Make it Small

It is that time of year again when high school and community college students are taking hard looks at universities and determining where to apply, possibly rushing to meet early-action deadlines.  We have already hosted one Open House on campus, with our largest attendance ever, and will host another group of visitors this coming Sunday, October 28.

One question that I am routinely asked is: “Is it better to go to a small or large school?”  It is clear that there is a tradeoff – bigger can be better, because the implication is that there are more opportunities for students.  This means more majors and minors to select, more clubs to join, and more activities in which to participate.  But one can also make a case for small – not feeling like a number and the potential to have closer relationships with staff and faculty are positives.
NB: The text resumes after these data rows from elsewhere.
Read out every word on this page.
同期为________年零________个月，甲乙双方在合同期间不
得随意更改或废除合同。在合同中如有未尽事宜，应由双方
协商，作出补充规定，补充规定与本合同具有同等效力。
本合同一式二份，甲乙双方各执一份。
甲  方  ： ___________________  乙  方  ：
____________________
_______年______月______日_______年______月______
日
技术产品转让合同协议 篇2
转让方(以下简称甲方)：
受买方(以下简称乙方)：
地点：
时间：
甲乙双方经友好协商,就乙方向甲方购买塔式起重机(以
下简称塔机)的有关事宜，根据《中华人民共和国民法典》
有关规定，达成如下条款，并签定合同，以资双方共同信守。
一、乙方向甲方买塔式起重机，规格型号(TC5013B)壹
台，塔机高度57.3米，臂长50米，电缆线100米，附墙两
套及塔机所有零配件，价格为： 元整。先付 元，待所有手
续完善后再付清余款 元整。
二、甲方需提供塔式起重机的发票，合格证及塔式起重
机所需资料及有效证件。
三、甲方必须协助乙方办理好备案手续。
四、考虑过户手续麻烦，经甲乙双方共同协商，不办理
But what if you want the best of both worlds?  Then you need to go to a “bigger” school and, as I advise my students, make it small.

Make it small?  That means finding ways to be a part of smaller, more intimate groups on campus.  When I pursued my undergraduate degree, each day was marked by a sea of humanity wandering across a sprawling campus.  It would have been easy to feel like a number.  But I joined a number of groups and participated in a number of activities to “make it small.”  I joined the marching band (yes, I was a band geek playing trumpet) which brought my world down from thousands of students to just a few hundred musicians during rehearsals.  (It was even smaller if you just considered the trumpets!)   I also joined an engineering society; a social fraternity; an honors society; intramural teams; and worked part-time in a research group for a professor.  Each of these interactions made school seem small, and those experiences made my undergraduate experience memorable.

For students still looking to choose a college, I suggest you attend a school with a myriad of degree options that are of interest to you – because statistics show you will likely change your major.  Even if you know your major with certainty, you might want to add other credentials – from minors to study abroad.  A bigger school will provide more of these options.

In addition to the educational offerings, make sure that the school has a number of activities that interest, or might interest, you.  I quickly browsed our offerings at UMass Lowell to discover over 250 student clubs and organizations! The options covered every walk of life,  categorized according to: Academic/Professional (such as those affiliated with a major – like an engineering society – or career); Club Sports; Culturally Oriented; Graduate Student Organizations; Greek Life; Honors Societies; Media; Performing Arts; Service Oriented; Special Interests; and Spiritual.  (See for a list of options with descriptions.)

Another way to make the experience small is to engage in a Living-Learning Community (at least that is what we call them at UMass Lowell –  Here, students with similar interests are housed together, with weekly programming centered around the theme of interest.  At UMass Lowell, we have 23 LLCs!  The College of Engineering supports three, including “Women in Science and Engineering,” “Developing Leaders in Engineering,” and “LEAF: Leaders in Environmental Advocacy of the Future,” and our students participate in numerous more.  In my interactions with students living in LLCs, they truly enjoy the programming as well as the constant contact with potential study buddies.

In addition to clubs, societies and communities, your university of choice (and perhaps the immediate area) should have a number of opportunities for you to have intimate experiences, such as lectures, debates, shows, and workshops.  Attending these with friends and colleagues, or making new friends and colleagues at these events, can also help make your college experience “small.”

For those already in college, get involved!  Our data shows that students who are engaged in activities with a cohort of students – such as a club, society or living-learning community – are retained at a significantly higher rate than those that are not engaged.  I guarantee that these experiences will also enrich your college experience.

So, yes, I am biased – I prefer a big school because I want every possible experience at my fingertips.  I want the opportunity to try new things and meet new people, as well as continue to participate in activities that I already enjoy.  These experiences and opportunities made my big school experience, small.  UMass Lowell is not huge, but it is big.  For our students, it means we have a comprehensive list of offerings to get involved.  I encourage you to look at our offerings, and see how you can “make it small.”